David Langford, O.D. on February 11th, 2010 under Optoblog •  Comments Off on The CON in Contacts

So apparently people have caught on about the negative verification and con the system to get contacts without actually getting an eye exam.

This patient from Dr. Bazan’s office shares her experience.

It really does help to see the doctor to get the best contacts for your eyes. Not only contacts, but info about contact lens solutions. I can’t tell you how many people love ClearCare yet they had never heard of it before I explained it.

I wish people would value the doctor.

BUT, should the law should punish people who buy contacts without a real prescription?

The libertarian in me says no. I should be able to buy antibiotics at the pharmacy without a prescription if I want. The only thing bringing some people in for an eye exam is getting that piece of paper, but it turns out some people don’t even bother with the Rx paper and just game the mail-order system.

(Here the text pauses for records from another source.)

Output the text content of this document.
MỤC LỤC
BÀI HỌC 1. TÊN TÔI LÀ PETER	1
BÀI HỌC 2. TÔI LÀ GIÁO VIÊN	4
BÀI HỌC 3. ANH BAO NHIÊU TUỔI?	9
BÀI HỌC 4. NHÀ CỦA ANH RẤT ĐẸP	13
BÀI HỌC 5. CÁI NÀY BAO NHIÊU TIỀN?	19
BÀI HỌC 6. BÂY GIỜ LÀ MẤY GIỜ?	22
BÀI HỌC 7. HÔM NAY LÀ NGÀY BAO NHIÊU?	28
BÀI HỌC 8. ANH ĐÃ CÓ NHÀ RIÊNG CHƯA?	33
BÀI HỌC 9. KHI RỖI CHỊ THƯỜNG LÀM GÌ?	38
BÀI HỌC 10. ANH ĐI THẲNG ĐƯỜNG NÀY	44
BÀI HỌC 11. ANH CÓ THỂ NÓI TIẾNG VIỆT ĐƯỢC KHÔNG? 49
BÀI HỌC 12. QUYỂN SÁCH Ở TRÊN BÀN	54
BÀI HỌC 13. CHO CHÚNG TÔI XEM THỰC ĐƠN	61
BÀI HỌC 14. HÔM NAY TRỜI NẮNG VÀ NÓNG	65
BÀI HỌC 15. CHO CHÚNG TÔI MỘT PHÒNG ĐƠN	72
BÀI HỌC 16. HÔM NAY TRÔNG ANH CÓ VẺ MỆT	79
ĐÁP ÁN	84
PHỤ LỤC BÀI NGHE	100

The solution? Teach people to value the doctor. We can foster that value every time the patient has an evaluation by explaining how glad we are that they came in. We must be sure to educate how great it is that they had an eye exam whenever:

  1. their Rx changes
  2. we change their contacts to a better lens for comfort and eye health
  3. we recommend a better, more compatible, care system for their eyes and contact lenses
  4. we educate them on the latest and greatest options for them, even if they don’t want or require a change in lens or care system
  5. they have a medical condition related to their eyes

And I don’t hold the prescription over their heads. The Utah law is that I make the expiration date for two years if their eyes are healthy; however, I frequently mention that it is best to have a yearly eye exam, especially if they note even a subtle change in their vision.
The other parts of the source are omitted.